I have mounted an EFS on my EC2 instance:
ubuntu@ip-191-12-12-12:~/myapp/files$ df -h
Filesystem Size Used Avail Use% Mounted on
/dev/root 97G 36G 61G 38% /
devtmpfs 3.9G 0 3.9G 0% /dev
tmpfs 3.9G 0 3.9G 0% /dev/shm
tmpfs 785M 1.5M 784M 1% /run
tmpfs 5.0M 0 5.0M 0% /run/lock
tmpfs 3.9G 0 3.9G 0% /sys/fs/cgroup
/dev/loop0 26M 26M 0 100% /snap/amazon-ssm-agent/5656
/dev/loop1 25M 25M 0 100% /snap/amazon-ssm-agent/6312
/dev/loop3 56M 56M 0 100% /snap/core18/2697
/dev/loop4 50M 50M 0 100% /snap/snapd/18357
/dev/loop5 64M 64M 0 100% /snap/core20/1828
/dev/loop6 92M 92M 0 100% /snap/lxd/23991
/dev/loop7 92M 92M 0 100% /snap/lxd/24061
/dev/loop8 64M 64M 0 100% /snap/core20/1822
/dev/loop9 50M 50M 0 100% /snap/snapd/17950
127.0.0.1:/ 8.0E 41M 8.0E 1% /home/ubuntu/myapp/files
tmpfs 785M 20K 785M 1% /run/user/124
tmpfs 785M 4.0K 785M 1% /run/user/1000
/dev/loop10 56M 56M 0 100% /snap/core18/2708
this line is the one:
127.0.0.1:/ 8.0E 41M 8.0E 1% /home/ubuntu/myapp/files
I can confirm it works, but why is the Filesystem
value 127.0.0.1:/
?
It should be something like:
fs-043e64138b1234567.efs.ap-northeast-1.amazonaws.com:/ 8.0E 0 8.0E 0% /home/ubuntu/myapp/files
where fs-043e64138b1234567
is the EFS id.
127.0.0.1:/
does not make any sense to me whatsoever.
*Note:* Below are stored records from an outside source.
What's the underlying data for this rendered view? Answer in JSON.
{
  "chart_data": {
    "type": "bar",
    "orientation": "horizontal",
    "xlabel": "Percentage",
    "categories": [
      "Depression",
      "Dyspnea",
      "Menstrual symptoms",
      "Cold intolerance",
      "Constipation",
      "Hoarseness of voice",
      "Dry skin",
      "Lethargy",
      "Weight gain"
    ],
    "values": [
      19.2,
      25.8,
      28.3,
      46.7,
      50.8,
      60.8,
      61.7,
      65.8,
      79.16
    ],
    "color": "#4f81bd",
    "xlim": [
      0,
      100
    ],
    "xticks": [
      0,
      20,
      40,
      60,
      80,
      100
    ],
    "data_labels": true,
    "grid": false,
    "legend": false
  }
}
I'm assuming you mounted using efs-utils. If that's the case, what's happening is that we start a stunnel service that listens on a local port and which forwards encrypted traffic to the mount target. Then, we mount your directory, /home/ubuntu/myapp/files, onto that local port. So, what ends up happening is that the NFS traffic is sent to the stunnel service listening on the local port, stunnel encrypts the NFS traffic it receives, and then forwards that traffic to your mount target (at which point EFS decrypts the traffic to interpret the NFS commands).